Ind.Code § 35-45-4-1.
. The Indiana statute was also challenged as being unconstitutionally overbroad.
. Mitchell v. Commission on Adult Entertainment Establishments of the State of Delaware 10 F.3d 123, 130 (3d Cir.1993) (total suppression of erotic materials which have some artistic value will not be tolerated. ‘‘[I]f the regulation of sexually explicit materials is aimed primarily at suppression of First Amendment rights, then it is thought to be content-based and so presumptively violates the First Amendment”).
. It is interesting to note that in Barnes, Justice Souter assumed that the legislators took the secondary effects into consideration.
. Mr. Thompson, Mr. Brabender, Mr. Bagnoni, and Mr. Maras said that they support the Ordinance because of their desire to instill good values on the public. Mrs. Robinson, who was absent from the meeting, stated in a letter that she supported the Ordinance to protect the morals of the community. (Transcript of the videotape of City Council's 9/28/94 meeting; R.R. at 32a-44a.)
. Chief Justice Rehnquist states that the ban on public nudity is unrelated to freedom of expression because the evil the government pursues is public nudity, whether or not it is combined with expressive conduct. Barnes, 501 U.S. at 570-71, 111 S.Ct. at 2462-63.
. See Turner v. State, 650 N.E.2d 705 (Ind.Ct.App.1995), petition for cert. filed, (Jan. 18, 1996); State ex rel. Miller v. Private Dancer, 83 Ohio App.3d 27, 613 N.E.2d 1066 (1992).
. Bill Morton, a representative of the Erie Playhouse and the Roadhouse Theater, informed the lower court during the final hearing that he fears that the Ordinance will adversely affect the arts community by inhibiting certain types of artistic performances at the playhouse which involve some nudity. (Transcript of 12/21/94 final hearing at 18-19; R.R. at 173a-74a.)
. Accord SBC Enterprises, Inc. v. City of South Burlington, 892 F.Supp. 578, 584 (D.Vt.1995) (ordinance which prohibits public nudity is not overbroad because the sweep is not "substantial.” Only a few serious artistic works involve nudity, and the ordinance "does not encompass a sufficient amount of protected behavior ... ”). But cf. Schad v. Borough of Mount Ephraim, 452 U.S. 61, 101 S.Ct. 2176, 68 L.Ed.2d 671 (1981) (an ordinance which bans all live entertainment — adult or otherwise — is unconstitutionally overbroad).
. Nude dancing alone is not considered an obscene activity. See Barnes.
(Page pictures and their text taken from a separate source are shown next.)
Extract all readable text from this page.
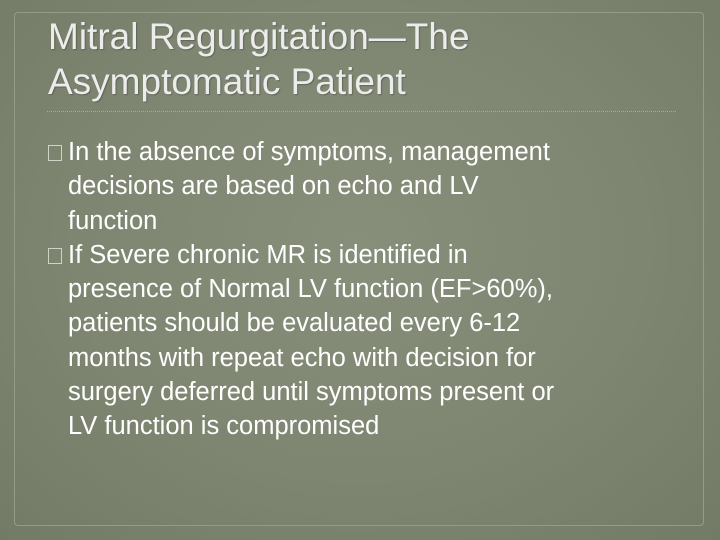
Mitral Regurgitation—The
Asymptomatic Patient
In the absence of symptoms, management
decisions are based on echo and LV
function
If Severe chronic MR is identified in
presence of Normal LV function (EF>60%),
patients should be evaluated every 6-12
months with repeat echo with decision for
surgery deferred until symptoms present or
LV function is compromised
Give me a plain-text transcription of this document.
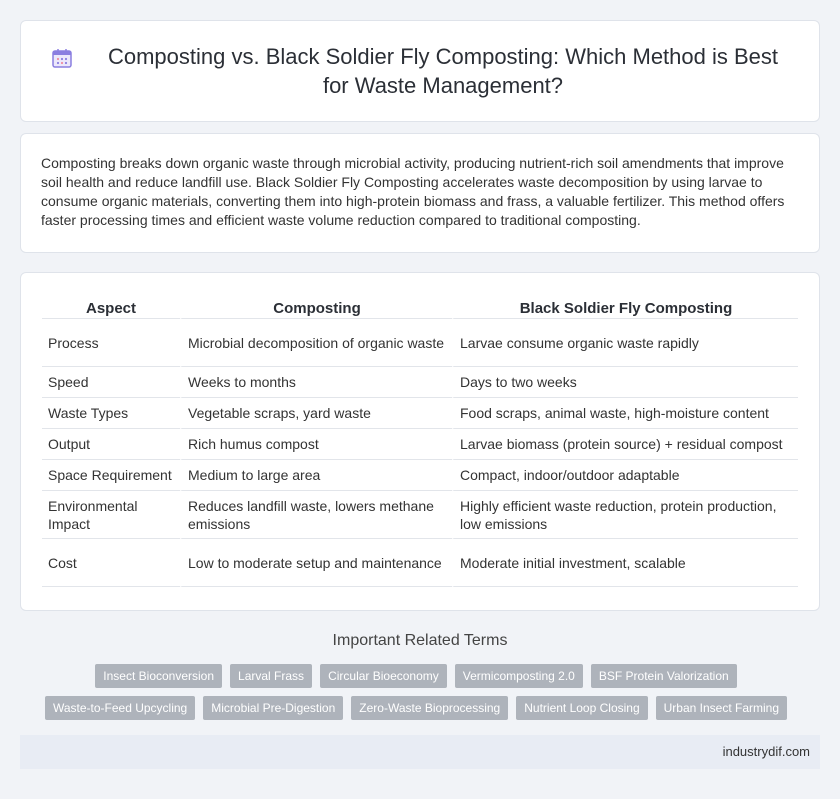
Composting vs. Black Soldier Fly Composting: Which Method is Best for Waste Management?

Composting breaks down organic waste through microbial activity, producing nutrient-rich soil amendments that improve soil health and reduce landfill use. Black Soldier Fly Composting accelerates waste decomposition by using larvae to consume organic materials, converting them into high-protein biomass and frass, a valuable fertilizer. This method offers faster processing times and efficient waste volume reduction compared to traditional composting.

Aspect	Composting	Black Soldier Fly Composting
Process	Microbial decomposition of organic waste	Larvae consume organic waste rapidly
Speed	Weeks to months	Days to two weeks
Waste Types	Vegetable scraps, yard waste	Food scraps, animal waste, high-moisture content
Output	Rich humus compost	Larvae biomass (protein source) + residual compost
Space Requirement	Medium to large area	Compact, indoor/outdoor adaptable
Environmental Impact	Reduces landfill waste, lowers methane emissions	Highly efficient waste reduction, protein production, low emissions
Cost	Low to moderate setup and maintenance	Moderate initial investment, scalable
Important Related Terms
Insect Bioconversion	Larval Frass	Circular Bioeconomy	Vermicomposting 2.0	BSF Protein Valorization
Waste-to-Feed Upcycling	Microbial Pre-Digestion	Zero-Waste Bioprocessing	Nutrient Loop Closing	Urban Insect Farming
industrydif.com
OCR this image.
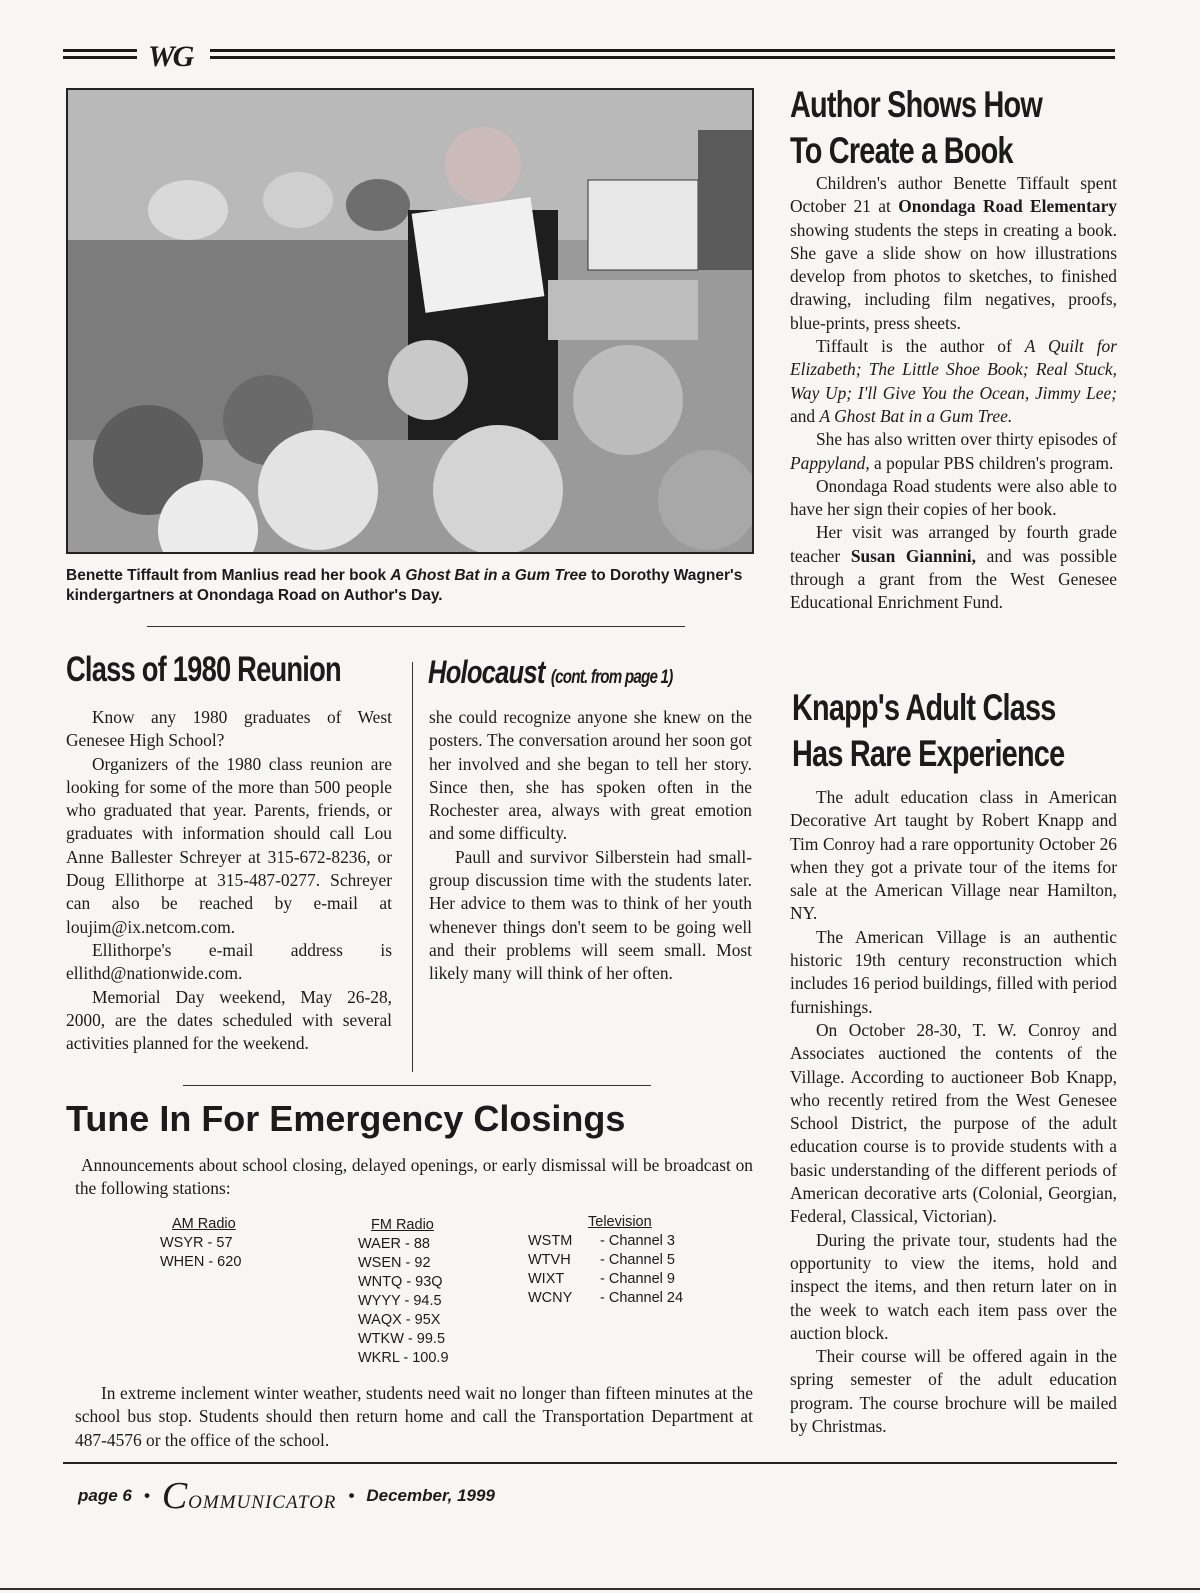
WG
Benette Tiffault from Manlius read her book A Ghost Bat in a Gum Tree to Dorothy Wagner's kindergartners at Onondaga Road on Author's Day.
Author Shows How
To Create a Book

Children's author Benette Tiffault spent October 21 at Onondaga Road Elementary showing students the steps in creating a book. She gave a slide show on how illustrations develop from photos to sketches, to finished drawing, including film negatives, proofs, blue-prints, press sheets.

Tiffault is the author of A Quilt for Elizabeth; The Little Shoe Book; Real Stuck, Way Up; I'll Give You the Ocean, Jimmy Lee; and A Ghost Bat in a Gum Tree.

She has also written over thirty episodes of Pappyland, a popular PBS children's program.

Onondaga Road students were also able to have her sign their copies of her book.

Her visit was arranged by fourth grade teacher Susan Giannini, and was possible through a grant from the West Genesee Educational Enrichment Fund.

Knapp's Adult Class
Has Rare Experience

The adult education class in American Decorative Art taught by Robert Knapp and Tim Conroy had a rare opportunity October 26 when they got a private tour of the items for sale at the American Village near Hamilton, NY.

The American Village is an authentic historic 19th century reconstruction which includes 16 period buildings, filled with period furnishings.

On October 28-30, T. W. Conroy and Associates auctioned the contents of the Village. According to auctioneer Bob Knapp, who recently retired from the West Genesee School District, the purpose of the adult education course is to provide students with a basic understanding of the different periods of American decorative arts (Colonial, Georgian, Federal, Classical, Victorian).

During the private tour, students had the opportunity to view the items, hold and inspect the items, and then return later on in the week to watch each item pass over the auction block.

Their course will be offered again in the spring semester of the adult education program. The course brochure will be mailed by Christmas.

Class of 1980 Reunion

Know any 1980 graduates of West Genesee High School?

Organizers of the 1980 class reunion are looking for some of the more than 500 people who graduated that year. Parents, friends, or graduates with information should call Lou Anne Ballester Schreyer at 315-672-8236, or Doug Ellithorpe at 315-487-0277. Schreyer can also be reached by e-mail at loujim@ix.netcom.com.

Ellithorpe's e-mail address is ellithd@nationwide.com.

Memorial Day weekend, May 26-28, 2000, are the dates scheduled with several activities planned for the weekend.

Holocaust (cont. from page 1)

she could recognize anyone she knew on the posters. The conversation around her soon got her involved and she began to tell her story. Since then, she has spoken often in the Rochester area, always with great emotion and some difficulty.

Paull and survivor Silberstein had small-group discussion time with the students later. Her advice to them was to think of her youth whenever things don't seem to be going well and their problems will seem small. Most likely many will think of her often.

Tune In For Emergency Closings

Announcements about school closing, delayed openings, or early dismissal will be broadcast on the following stations:

AM Radio
WSYR - 57
WHEN - 620
FM Radio
WAER - 88
WSEN - 92
WNTQ - 93Q
WYYY - 94.5
WAQX - 95X
WTKW - 99.5
WKRL - 100.9
Television
WSTM	- Channel 3
WTVH	- Channel 5
WIXT	- Channel 9
WCNY	- Channel 24

In extreme inclement winter weather, students need wait no longer than fifteen minutes at the school bus stop. Students should then return home and call the Transportation Department at 487-4576 or the office of the school.

page 6 • COMMUNICATOR • December, 1999
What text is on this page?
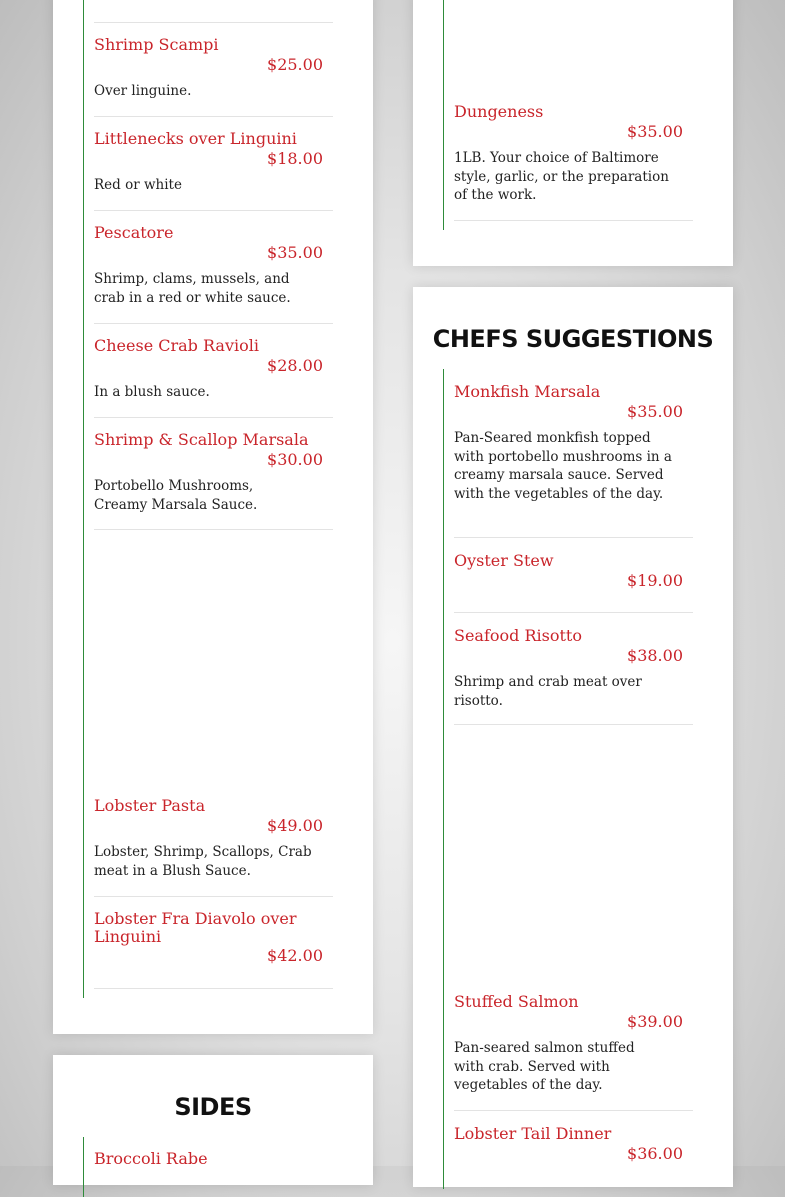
Shrimp Scampi
$25.00
Over linguine.
Littlenecks over Linguini
$18.00
Red or white
Pescatore
$35.00
Shrimp, clams, mussels, and crab in a red or white sauce.
Cheese Crab Ravioli
$28.00
In a blush sauce.
Shrimp & Scallop Marsala
$30.00
Portobello Mushrooms, Creamy Marsala Sauce.
Lobster Pasta
$49.00
Lobster, Shrimp, Scallops, Crab meat in a Blush Sauce.
Lobster Fra Diavolo over Linguini
$42.00
SIDES
Broccoli Rabe
Dungeness
$35.00
1LB. Your choice of Baltimore style, garlic, or the preparation of the work.
CHEFS SUGGESTIONS
Monkfish Marsala
$35.00
Pan-Seared monkfish topped with portobello mushrooms in a creamy marsala sauce. Served with the vegetables of the day.
Oyster Stew
$19.00
Seafood Risotto
$38.00
Shrimp and crab meat over risotto.
Stuffed Salmon
$39.00
Pan-seared salmon stuffed with crab. Served with vegetables of the day.
Lobster Tail Dinner
$36.00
. Compare 1916 Delaware Tavern v. Zoning Board of Adjustment, 657 A.2d 63 (Pa.Cmwlth.1995). In this case, the Court held that a zoning ordinance which restricted the locations of cabarets featuring erotic dancing was not preempted by the Liquor Code, Act of April 12, 1951, P.L. 90, as amended, 47 P.S. §§ 1-101 to 9-902. The Court found that the Liquor Code and the zoning ordinance were not inconsistent, even though the Liquor Code prohibited nude erotic dancing and the zoning ordinance restricted locations of cabarets that featured exhibitions of specified anatomical areas.